Digital Payments Platform Stripe has yet to plan to publish it, but in the meantime, the company has cast a line of liquidity on past and present employees. The company confirmed Thursday a tender offer in which investors would acquire shares from those employees at a valuation of $91.5 billion. Stripe said it will buy back the shares as part of the transaction.
The spokesman refused to say who was in the second round, except to confirm that it is “mainly” an existing investor. Past supporters of company numbers with over 150 investors per pitchbook data. These include common catalysts, GV, Silver Lake, Atomico, Elon Musk, Salesforce and more.
The tender offer was a decent jump in the company’s valuation from the last secondary sale a year ago, valued at $70 billion. However, Stripes did not reach a high watermark $95 billion valuation in 2021. That round came when e-commerce itself was booming due to the Covid-19 pandemic.
The news coincides with Stripe’s annual letter written by CEO and co-founder Patrick Collison. This noted that payments in 2024 increased to $1.4 trillion, an increase of 38% over the previous year.
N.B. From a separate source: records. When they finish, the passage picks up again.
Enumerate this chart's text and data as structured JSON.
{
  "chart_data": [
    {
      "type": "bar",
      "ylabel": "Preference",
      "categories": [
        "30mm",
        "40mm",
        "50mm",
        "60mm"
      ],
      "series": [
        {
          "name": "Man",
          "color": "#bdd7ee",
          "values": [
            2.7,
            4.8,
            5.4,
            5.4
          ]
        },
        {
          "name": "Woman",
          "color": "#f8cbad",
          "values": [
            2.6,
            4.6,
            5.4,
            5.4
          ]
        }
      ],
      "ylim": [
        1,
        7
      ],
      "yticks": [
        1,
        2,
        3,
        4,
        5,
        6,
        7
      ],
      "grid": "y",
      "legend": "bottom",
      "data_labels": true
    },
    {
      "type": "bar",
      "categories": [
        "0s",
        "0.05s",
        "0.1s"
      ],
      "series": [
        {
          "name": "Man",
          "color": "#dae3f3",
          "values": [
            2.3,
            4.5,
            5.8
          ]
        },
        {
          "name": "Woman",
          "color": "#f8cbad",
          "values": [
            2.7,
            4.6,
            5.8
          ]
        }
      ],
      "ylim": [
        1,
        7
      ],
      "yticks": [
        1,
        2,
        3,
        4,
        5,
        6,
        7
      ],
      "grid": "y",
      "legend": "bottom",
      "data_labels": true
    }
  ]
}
It’s a big number for Stripe, but to put that into some context, Visa said its payment amount for 2024 was $13.2 trillion. The margins that stripes make in transactions (which constitute payment volume) remain thin, so this business still has room (and needs) to expand.
Stripe also adds that half of the Fortune 100 companies are currently using it, working with other startups to highlight how it came from the startup to major enterprise players.
The tender offer was originally reported to be under work earlier this month.